Two days later, my mother went to the basement to retrieve something, and she found the two half-gallons of ice cream sitting outside the freezer… melted.

She got on the telephone to Uncle Poo, explained her findings and asked what the heck happened?!!?

“What do you mean?” Uncle Poo said incredulously “You asked me to take the ice cream down to the freezer.” The error was my mother’s. She never told him to put the ice cream INTO the freezer.

I said he was THICK. I think this was around the time when my mother started referring to him (to my father) as “your brother-in-law.”

As a kid, my Uncle loved to take us to Carnivals. The kind at the church parking lot- with the rides that were, in all likelihood, death traps. There was an instance where Uncle Poo “wandered off.” My sister, Patti, and I knew we needed to track him down, so we decided to go to the booth where they made announcements.

We knocked on the door to the booth and a dude came out and asked what we wanted? We explained that we needed to have our lost Uncle paged. Even at our young ages, we knew that “Uncle Poo” was not a name that should be announced over a PA system, so we decided to have him paged by his proper name. “Padraic Gannon.”

“Please page Padraic Gannon.”

“What?”

“Please page Padraic Gannon.”

“What?”

“Please page Padraic Gannon.

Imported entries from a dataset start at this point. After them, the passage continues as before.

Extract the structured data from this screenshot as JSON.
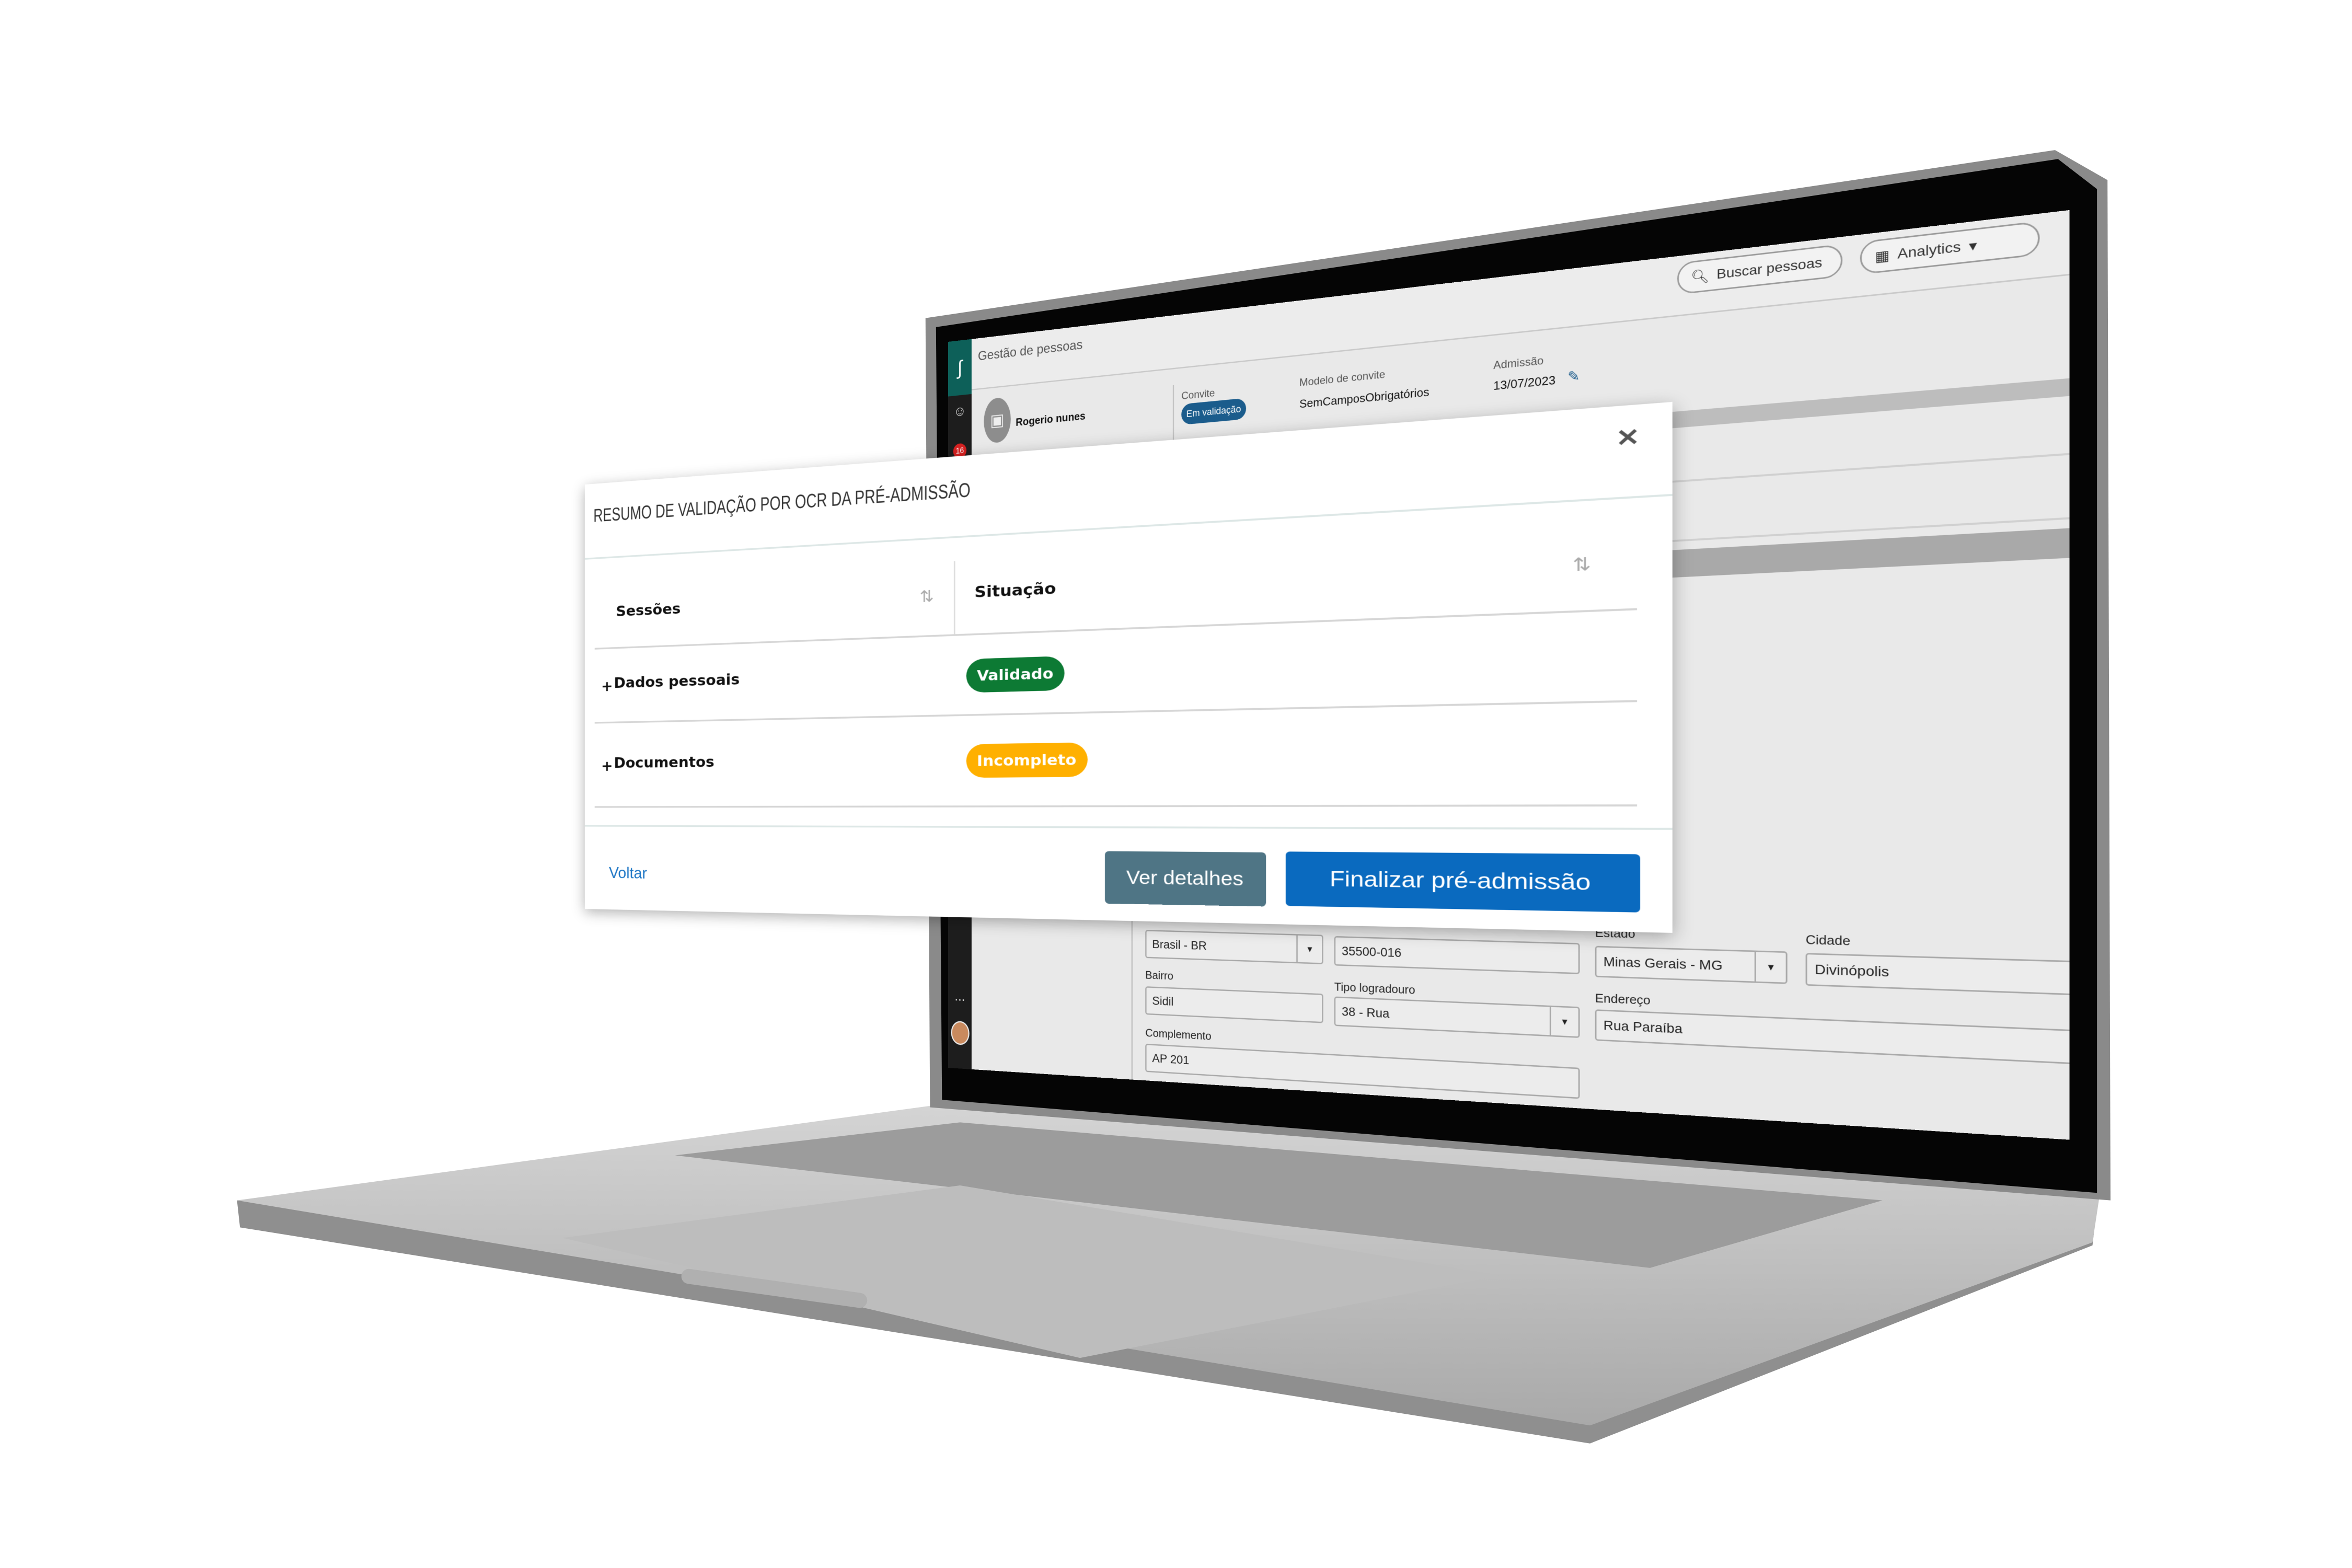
{
  "app": {
    "module_title": "Gestão de pessoas",
    "search_label": "Buscar pessoas",
    "analytics_label": "Analytics",
    "notification_count": "16",
    "sidebar_more": "..."
  },
  "profile": {
    "name": "Rogerio nunes",
    "convite_label": "Convite",
    "convite_status": "Em validação",
    "modelo_label": "Modelo de convite",
    "modelo_value": "SemCamposObrigatórios",
    "admissao_label": "Admissão",
    "admissao_value": "13/07/2023"
  },
  "form": {
    "pais_value": "Brasil - BR",
    "cep_value": "35500-016",
    "estado_label": "Estado",
    "estado_value": "Minas Gerais - MG",
    "cidade_label": "Cidade",
    "cidade_value": "Divinópolis",
    "bairro_label": "Bairro",
    "bairro_value": "Sidil",
    "tipo_label": "Tipo logradouro",
    "tipo_value": "38 - Rua",
    "endereco_label": "Endereço",
    "endereco_value": "Rua Paraíba",
    "complemento_label": "Complemento",
    "complemento_value": "AP 201"
  },
  "modal": {
    "title": "RESUMO DE VALIDAÇÃO POR OCR DA PRÉ-ADMISSÃO",
    "columns": [
      "Sessões",
      "Situação"
    ],
    "rows": [
      {
        "section": "Dados pessoais",
        "status": "Validado",
        "status_color": "#0d7a34"
      },
      {
        "section": "Documentos",
        "status": "Incompleto",
        "status_color": "#ffb000"
      }
    ],
    "back_label": "Voltar",
    "details_label": "Ver detalhes",
    "finish_label": "Finalizar pré-admissão"
  },
  "colors": {
    "primary": "#0a6abf",
    "secondary": "#4f7585",
    "link": "#1a74c4",
    "brand": "#0d6059"
  }
}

POUR-IGGG GANNON.”

“You want to page ‘PORK Gannon?  As in PORK CHOP?!?!”

Patti and I looked at each other, shrugged our shoulders and said “Close enough.”

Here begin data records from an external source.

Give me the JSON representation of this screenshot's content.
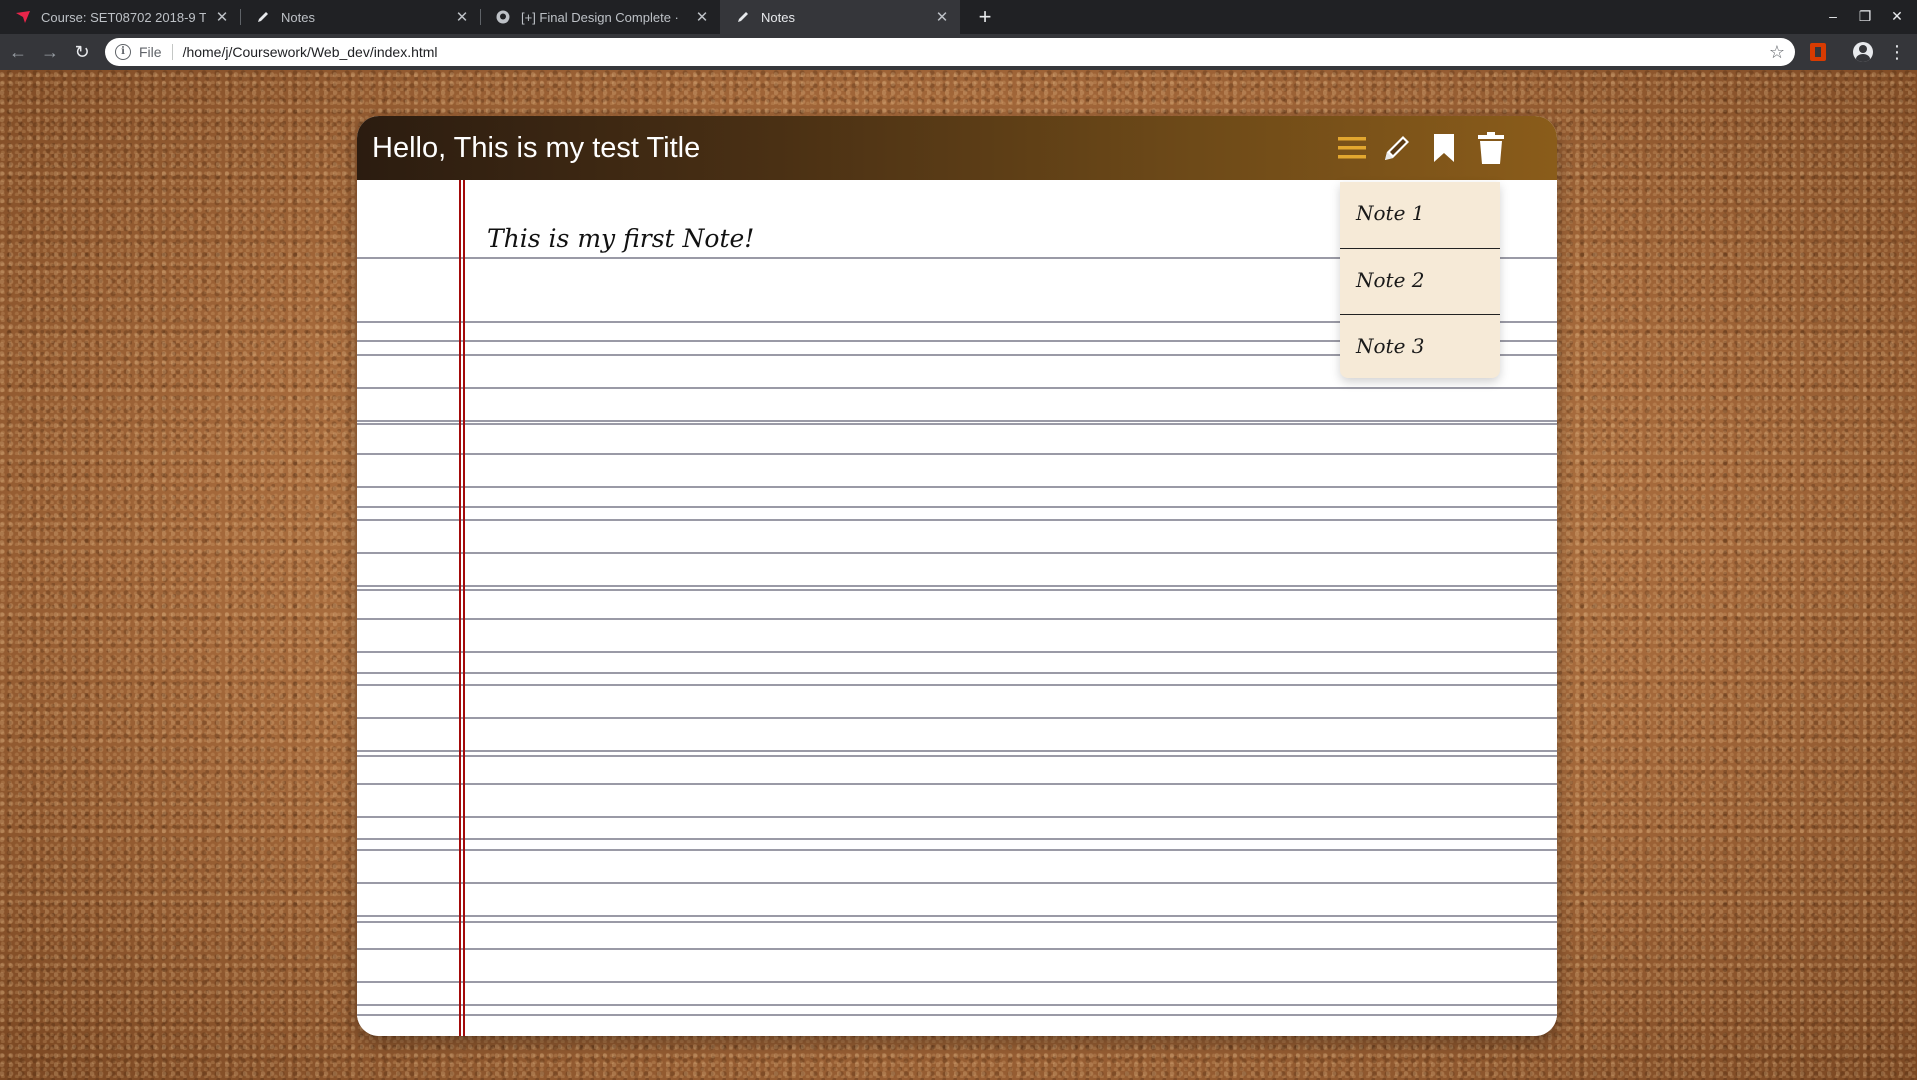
{
  "browser": {
    "tabs": [
      {
        "label": "Course: SET08702 2018-9 T",
        "favicon": "moodle-icon",
        "active": false
      },
      {
        "label": "Notes",
        "favicon": "notes-pen-icon",
        "active": false
      },
      {
        "label": "[+] Final Design Complete ·",
        "favicon": "github-icon",
        "active": false
      },
      {
        "label": "Notes",
        "favicon": "notes-pen-icon",
        "active": true
      }
    ],
    "address": {
      "scheme": "File",
      "url": "/home/j/Coursework/Web_dev/index.html"
    }
  },
  "note": {
    "title": "Hello, This is my test Title",
    "body": "This is my first Note!",
    "toolbar_icons": [
      "menu-icon",
      "pencil-icon",
      "bookmark-icon",
      "trash-icon"
    ],
    "dropdown_items": [
      {
        "label": "Note 1"
      },
      {
        "label": "Note 2"
      },
      {
        "label": "Note 3"
      }
    ]
  },
  "colors": {
    "header_dark": "#2b1c10",
    "header_light": "#8a5c1a",
    "menu_icon": "#e3a72f",
    "margin_line": "#a30a0a",
    "dropdown_bg": "#f6ead7",
    "cork": "#a5693a"
  }
}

“WOULD PORK GANNON PLEASE COME TO THE ANNOUNCERS BOOTH???”

He did and we were reunited.

Despite all of these silly antics, stories and torturous idiosyncrasies, if you needed ANYTHING, Uncle Poo was always there. I have known, in my heart, Uncle Poo would do anything for me.

He was always so strong, and a ridiculously hard worker. He was like an ant, he could life 50 times his body weight. He guarded his food like you were going to take it from him. He wasn’t one for flowery talk, but he took care of his family and always did the best he could. Although, he never told me he loved me, it was evident by his actions.

Last month, at the beginning of this ordeal, I was called to my Uncle’s house to try to help him get out of the car. He had just been diagnosed with bone cancer and he was unable to walk. He was in a tremendous amount of pain. His wife, Marcia, had gone to pick up some pain medication at the pharmacy and I sat with him on his front porch.

We sat there in the sunshine and talked.  He was very thin and frail. I had never seen him like this before. I leaned over to him and I said “You know I love you, right?” He stared straight ahead and nodded once. I nudged him and said “While we are waiting, do you want to look for some invisible quarters?” A tiny smirk came across his face.  Shortly thereafter, Marcia came back with the medicine and he took it and went inside to bed.

But I knew we had shared a moment. A moment I will never forget.

Over the past few weeks, I have watched Uncle Poo decline. He has grown thinner and progressively less responsive. But he remained stubborn. He ripped out his IV more than once, and continually tried to remove his oxygen mask. The nurses called him a pain in the ass, and, frankly, I couldn’t argue with them.

At the hospital one evening, I sat in the ICU holding Uncle Poo’s hand. Although he was weak, his grip was strong.

A nurse came in to discuss some things with my Aunt and cousin, they huddled in the corner talking. I leaned in and I said “Uncle Poo, you know Patti and I love you very much, right? You have been the best Uncle anyone could ever ask for. “

From under his oxygen mask, he whispered “I love you, too.”

It was the first time.
It was the last time.
It meant everything to me.

Last night I said a prayer. It was a prayer similar to the one I said before my mother died. “Please God, if he is ready to go, please take him. God, if you think you can handle him, please take him. Allow him to go in peace to be with his siblings and his parents. Please do not make him to suffer any longer.”

An hour later, Uncle Poo was gone and is now at peace.

May you always have work for your hands to do.
May your pockets hold always a coin or two.
May the sun shine bright on your window pane.
May the rainbow be certain to follow each rain.
May the hand of a friend always be near you.
And may God fill your heart with gladness to cheer you.